The "Dental Desert" Delusion
You’ll hear the term "dental desert" used to describe towns where no NHS spots are available. This is a misnomer. These towns usually have plenty of dentists; they just don't have any NHS contracts.
The government controls the number of UDAs a practice is allowed to perform. Even if a dentist wants to see more NHS patients, they often can't because they've hit their "cap." If they go over that cap, they are working for free. Literally.

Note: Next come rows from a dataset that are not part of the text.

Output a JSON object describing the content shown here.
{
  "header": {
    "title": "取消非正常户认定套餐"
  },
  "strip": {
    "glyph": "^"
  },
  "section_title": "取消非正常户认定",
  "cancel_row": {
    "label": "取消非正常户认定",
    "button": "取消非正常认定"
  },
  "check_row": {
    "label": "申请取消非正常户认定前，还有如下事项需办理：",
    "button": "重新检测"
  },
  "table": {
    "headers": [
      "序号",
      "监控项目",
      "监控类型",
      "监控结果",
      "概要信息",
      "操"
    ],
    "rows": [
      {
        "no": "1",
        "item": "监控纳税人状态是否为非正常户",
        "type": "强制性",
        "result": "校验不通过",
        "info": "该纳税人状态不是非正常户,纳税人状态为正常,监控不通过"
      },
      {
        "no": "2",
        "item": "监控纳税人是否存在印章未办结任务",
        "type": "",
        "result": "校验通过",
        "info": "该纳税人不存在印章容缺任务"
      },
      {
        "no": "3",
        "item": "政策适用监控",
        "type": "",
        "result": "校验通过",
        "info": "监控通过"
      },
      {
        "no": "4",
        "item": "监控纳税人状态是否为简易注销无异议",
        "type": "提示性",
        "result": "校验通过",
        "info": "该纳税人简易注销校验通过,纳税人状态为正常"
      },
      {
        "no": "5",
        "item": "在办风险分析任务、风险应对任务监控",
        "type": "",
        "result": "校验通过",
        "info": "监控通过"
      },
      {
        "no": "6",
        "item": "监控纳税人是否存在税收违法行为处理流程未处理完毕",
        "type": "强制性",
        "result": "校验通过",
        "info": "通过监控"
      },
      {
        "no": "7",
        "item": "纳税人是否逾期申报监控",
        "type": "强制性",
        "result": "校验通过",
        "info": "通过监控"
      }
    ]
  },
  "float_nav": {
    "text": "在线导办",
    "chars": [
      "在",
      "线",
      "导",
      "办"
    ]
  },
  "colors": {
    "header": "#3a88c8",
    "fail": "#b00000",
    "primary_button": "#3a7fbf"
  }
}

When the government says they are "opening up new places," they are usually just shuffling existing, unused UDAs from one region to another. It’s a shell game. No new capacity is being created because the workforce is exhausted and shrinking.
The Inevitable Hard Pivot
If you are waiting for a "plan" to fix the NHS dental contract, you are waiting for a ghost. No political party has the stomach to do what is actually required: scrap the UDA system entirely and move to a fee-per-item or a capitation model that reflects 2026 prices, not 2006 budgets.
But even that wouldn't be enough. The cost of modern dentistry has outpaced the state's ability to fund it. Between 2010 and 2020, government spending on dentistry in the UK dropped by 8% in real terms, while the population grew and aged.
We are trying to fund a 21st-century medical specialty with a 1948 mindset. It is mathematically impossible.
Stop looking for a "fix" for the NHS. Start looking for a dentist you can afford to pay directly, because the state is quietly exiting the room. The "rotting" isn't in the teeth of the nation; it's in the heart of a defunct bureaucratic machine that would rather watch the system collapse than admit it can no longer provide the service it promised.
The most "equitable" thing the government could do right now is admit the NHS cannot provide universal dentistry. Give people the honesty they deserve so they can make their own arrangements, rather than keeping them on a five-year waiting list for a phantom service.
If you want a healthy mouth in Britain, you are on your own. Act accordingly.